Diversité et accès à la justice

par le professeur Brian Etherington
de la Faculté de droit
de l’Université de Windsor

Introduction

On m’a demandé de partager avec vous mon opinion au sujet de notre capacité de répondre aux besoins en matière d’accès à la justice des membres des différents groupes qui composent la société canadienne en m’inspirant de mes connaissances et de mes expériences. Dans ce bref document, j’essaierai de décrire la manière dont je perçois les faits nouveaux survenus récemment au regard de la reconnaissance des intérêts de ces divers groupes, du sens des notions de justice et d’égalité pour les membres de ces groupes au sein de notre système de justice civile[19] et des problèmes plus graves qui les empêchent d’avoir accès à la justice aujourd’hui. Ma thèse est très simple. Des progrès majeurs ont été réalisés sur le plan du fond, à la fois en ce qui concerne la reconnaissance des intérêts des divers groupes et du sens de la notion de justice et d’égalité pour leurs membres. Il en a cependant été autrement en ce qui concerne les mécanismes de prestation et les procédures nécessaires pour assurer l’accès à la justice. En fait, en conformité avec la tendance des gouvernements canadiens au cours des années 1990 de réduire la taille de la fonction publique et de privatiser la prestation des services gouvernementaux afin de réduire les impôts, on a « évidé » les mécanismes gouvernementaux et tenté avec force, dans de nombreux ressorts au Canada, de privatiser le règlement des questions liées à la diversité visées par les lois sur les droits de la personne.

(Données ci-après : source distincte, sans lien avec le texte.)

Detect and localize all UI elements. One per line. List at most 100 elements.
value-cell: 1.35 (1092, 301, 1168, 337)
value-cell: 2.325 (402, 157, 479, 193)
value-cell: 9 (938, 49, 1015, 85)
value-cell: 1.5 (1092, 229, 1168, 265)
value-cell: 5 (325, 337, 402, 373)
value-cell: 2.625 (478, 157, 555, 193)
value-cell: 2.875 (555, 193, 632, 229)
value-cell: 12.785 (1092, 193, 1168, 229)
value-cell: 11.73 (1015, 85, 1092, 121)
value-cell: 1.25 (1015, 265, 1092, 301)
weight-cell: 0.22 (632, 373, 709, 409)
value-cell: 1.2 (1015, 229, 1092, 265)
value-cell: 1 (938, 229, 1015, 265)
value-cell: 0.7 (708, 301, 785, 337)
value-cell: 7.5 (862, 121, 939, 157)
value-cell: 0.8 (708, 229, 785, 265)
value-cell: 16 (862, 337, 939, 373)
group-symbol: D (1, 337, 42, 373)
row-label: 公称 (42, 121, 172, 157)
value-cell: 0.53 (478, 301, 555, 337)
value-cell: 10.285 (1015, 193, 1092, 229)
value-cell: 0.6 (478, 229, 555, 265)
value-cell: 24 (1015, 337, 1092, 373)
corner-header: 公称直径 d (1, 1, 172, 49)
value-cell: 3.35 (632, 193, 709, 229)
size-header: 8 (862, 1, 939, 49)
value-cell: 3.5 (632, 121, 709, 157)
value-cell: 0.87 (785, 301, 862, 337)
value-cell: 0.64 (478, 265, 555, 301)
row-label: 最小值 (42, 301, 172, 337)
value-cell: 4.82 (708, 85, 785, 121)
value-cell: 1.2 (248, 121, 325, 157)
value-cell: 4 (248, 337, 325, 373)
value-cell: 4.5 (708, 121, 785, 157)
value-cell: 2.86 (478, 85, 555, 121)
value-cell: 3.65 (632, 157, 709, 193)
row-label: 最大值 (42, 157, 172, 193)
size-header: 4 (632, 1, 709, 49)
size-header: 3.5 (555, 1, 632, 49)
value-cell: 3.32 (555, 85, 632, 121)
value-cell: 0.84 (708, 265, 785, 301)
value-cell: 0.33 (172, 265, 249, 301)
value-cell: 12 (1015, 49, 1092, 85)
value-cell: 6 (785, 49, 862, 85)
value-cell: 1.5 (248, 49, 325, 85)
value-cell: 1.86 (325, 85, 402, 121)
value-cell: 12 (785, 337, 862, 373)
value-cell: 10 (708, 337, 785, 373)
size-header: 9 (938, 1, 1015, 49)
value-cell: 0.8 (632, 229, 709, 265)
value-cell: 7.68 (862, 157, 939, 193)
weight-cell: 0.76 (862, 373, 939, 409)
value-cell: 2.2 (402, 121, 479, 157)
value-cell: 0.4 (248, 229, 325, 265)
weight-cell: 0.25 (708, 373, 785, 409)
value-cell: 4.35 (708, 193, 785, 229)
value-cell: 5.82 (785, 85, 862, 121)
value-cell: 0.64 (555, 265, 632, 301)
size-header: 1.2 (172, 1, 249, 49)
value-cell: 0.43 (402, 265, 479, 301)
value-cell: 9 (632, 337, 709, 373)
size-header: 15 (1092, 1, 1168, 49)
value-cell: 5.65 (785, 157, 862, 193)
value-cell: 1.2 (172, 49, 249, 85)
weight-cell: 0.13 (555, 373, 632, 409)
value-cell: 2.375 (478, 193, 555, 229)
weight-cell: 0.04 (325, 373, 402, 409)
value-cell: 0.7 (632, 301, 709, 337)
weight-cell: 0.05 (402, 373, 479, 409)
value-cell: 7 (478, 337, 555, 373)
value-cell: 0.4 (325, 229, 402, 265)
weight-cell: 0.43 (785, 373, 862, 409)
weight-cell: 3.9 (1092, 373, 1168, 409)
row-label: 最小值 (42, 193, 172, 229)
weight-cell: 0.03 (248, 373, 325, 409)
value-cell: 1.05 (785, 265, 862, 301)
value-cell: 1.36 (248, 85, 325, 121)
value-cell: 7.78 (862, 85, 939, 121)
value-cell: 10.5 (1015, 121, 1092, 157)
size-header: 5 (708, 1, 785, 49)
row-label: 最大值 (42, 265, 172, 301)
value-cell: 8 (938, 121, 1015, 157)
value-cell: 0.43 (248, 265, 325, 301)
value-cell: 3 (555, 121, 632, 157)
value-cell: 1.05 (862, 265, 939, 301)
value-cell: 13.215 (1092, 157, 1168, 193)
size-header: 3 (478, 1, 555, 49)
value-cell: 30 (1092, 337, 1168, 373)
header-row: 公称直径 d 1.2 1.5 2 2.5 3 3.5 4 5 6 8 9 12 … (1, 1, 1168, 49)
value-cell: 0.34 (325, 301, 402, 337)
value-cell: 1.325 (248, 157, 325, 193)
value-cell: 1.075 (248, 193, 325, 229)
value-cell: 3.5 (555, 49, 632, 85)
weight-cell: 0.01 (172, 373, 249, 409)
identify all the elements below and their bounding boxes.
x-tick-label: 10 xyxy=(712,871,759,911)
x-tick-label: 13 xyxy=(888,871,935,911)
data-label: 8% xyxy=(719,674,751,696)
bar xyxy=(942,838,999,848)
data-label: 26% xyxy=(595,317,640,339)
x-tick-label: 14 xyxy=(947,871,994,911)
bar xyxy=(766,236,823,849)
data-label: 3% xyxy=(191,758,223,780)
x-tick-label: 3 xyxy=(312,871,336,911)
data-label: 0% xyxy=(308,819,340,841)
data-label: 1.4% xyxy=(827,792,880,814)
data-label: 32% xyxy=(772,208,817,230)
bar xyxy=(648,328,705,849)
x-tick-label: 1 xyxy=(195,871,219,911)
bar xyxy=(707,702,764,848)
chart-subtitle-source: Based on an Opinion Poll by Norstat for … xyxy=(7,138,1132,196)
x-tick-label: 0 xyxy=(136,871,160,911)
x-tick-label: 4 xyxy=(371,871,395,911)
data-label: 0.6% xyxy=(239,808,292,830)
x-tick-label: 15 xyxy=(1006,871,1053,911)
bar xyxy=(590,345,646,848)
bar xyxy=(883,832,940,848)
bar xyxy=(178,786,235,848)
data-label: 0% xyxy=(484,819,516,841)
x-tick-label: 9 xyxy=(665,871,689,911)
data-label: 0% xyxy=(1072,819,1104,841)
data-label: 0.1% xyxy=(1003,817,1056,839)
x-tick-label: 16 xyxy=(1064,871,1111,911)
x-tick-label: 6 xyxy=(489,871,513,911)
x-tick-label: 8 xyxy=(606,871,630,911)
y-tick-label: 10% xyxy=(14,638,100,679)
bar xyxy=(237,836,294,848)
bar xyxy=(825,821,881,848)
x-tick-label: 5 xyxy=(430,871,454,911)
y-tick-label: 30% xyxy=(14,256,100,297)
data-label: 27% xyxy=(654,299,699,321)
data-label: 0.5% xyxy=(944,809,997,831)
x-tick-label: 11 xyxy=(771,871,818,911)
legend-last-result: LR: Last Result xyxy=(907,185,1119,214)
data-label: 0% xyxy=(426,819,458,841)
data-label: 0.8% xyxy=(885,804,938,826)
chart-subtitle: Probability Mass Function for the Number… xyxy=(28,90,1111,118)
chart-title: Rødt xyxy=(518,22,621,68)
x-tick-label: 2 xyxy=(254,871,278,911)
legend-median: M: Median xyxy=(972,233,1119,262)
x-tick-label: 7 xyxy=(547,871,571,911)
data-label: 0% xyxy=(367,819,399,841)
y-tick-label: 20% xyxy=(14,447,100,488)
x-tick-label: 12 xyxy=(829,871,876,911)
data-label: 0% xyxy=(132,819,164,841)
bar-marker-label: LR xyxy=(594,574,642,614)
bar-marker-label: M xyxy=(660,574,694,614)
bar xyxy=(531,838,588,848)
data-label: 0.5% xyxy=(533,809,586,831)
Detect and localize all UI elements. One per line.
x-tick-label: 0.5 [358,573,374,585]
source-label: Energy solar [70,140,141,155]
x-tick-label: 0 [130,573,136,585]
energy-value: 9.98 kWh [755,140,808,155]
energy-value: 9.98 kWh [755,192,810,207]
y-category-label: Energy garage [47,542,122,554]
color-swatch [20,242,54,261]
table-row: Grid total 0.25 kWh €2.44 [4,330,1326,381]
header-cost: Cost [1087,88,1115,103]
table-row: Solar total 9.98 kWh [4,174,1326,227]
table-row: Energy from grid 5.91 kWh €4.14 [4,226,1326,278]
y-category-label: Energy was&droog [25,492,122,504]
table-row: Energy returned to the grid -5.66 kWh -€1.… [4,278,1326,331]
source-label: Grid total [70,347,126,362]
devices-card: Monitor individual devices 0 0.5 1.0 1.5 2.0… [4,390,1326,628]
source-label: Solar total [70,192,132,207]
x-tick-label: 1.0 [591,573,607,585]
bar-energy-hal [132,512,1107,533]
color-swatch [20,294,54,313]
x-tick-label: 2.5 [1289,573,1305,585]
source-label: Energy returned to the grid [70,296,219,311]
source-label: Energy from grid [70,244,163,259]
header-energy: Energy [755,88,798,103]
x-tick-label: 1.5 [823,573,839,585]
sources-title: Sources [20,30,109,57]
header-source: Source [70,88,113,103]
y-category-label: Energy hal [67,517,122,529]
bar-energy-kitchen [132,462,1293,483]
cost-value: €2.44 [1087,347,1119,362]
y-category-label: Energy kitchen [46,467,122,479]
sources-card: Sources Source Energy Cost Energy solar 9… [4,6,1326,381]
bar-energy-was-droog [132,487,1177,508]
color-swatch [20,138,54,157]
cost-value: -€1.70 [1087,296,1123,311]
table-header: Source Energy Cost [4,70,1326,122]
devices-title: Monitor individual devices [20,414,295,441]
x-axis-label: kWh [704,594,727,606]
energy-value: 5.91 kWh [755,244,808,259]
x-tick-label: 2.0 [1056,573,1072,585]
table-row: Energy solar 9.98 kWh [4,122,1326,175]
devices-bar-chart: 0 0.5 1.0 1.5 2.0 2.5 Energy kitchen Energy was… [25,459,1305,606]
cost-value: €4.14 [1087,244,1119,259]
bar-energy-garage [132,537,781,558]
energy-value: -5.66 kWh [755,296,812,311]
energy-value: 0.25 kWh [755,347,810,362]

Le retrait du gouvernement des mécanismes de règlement des différends relatifs à la diversité ne favorise pas la reconnaissance et la protection des intérêts des différents groupes qui composent la société canadienne. Ces groupes sont généralement des groupes minoritaires, à la fois en termes de nombre et de ressources. Le déséquilibre des pouvoirs entre les groupes minoritaires raciaux et religieux dans une économie de marché et l’incapacité de nos tribunaux à adapter la common law de façon qu’elle protège les intérêts des minorités contre l’inégalité de traitement a mené à la création des lois relatives aux droits de la personne dans les années 1950 et 1960. Ces lois visaient à confier aux gouvernements un rôle de premier plan dans la protection des membres des groupes minoritaires contre la discrimination dans le domaine commercial. Le rôle du gouvernement consistait essentiellement à surmonter le déséquilibre des pouvoirs dans le secteur privé. Le récent retour à un rôle réduit des gouvernements dans la protection des intérêts des différents groupes a élargi le fossé entre la promesse d’assurer l’accès à la justice aux membres de ces groupes et la réalité.

La promesse : les changements récents concernant la reconnaissance de la diversité et le sens des notions d’égalité et de justice

Reconnaissance accrue de la diversité

On a assisté, au cours des 20 ou 25 dernières années, à une évolution extraordinaire de la reconnaissance des intérêts des différents groupes qui doivent être protégés contre la discrimination par notre système de justice. Cette évolution est due à l’interaction de quatre agents de changement : les modifications législatives, l’interprétation judiciaire, la Charte canadienne des droits et libertés et les groupes eux-mêmes. Elle a touché à la fois la reconnaissance de motifs de discrimination prohibés et les définitions de discrimination et d’égalité.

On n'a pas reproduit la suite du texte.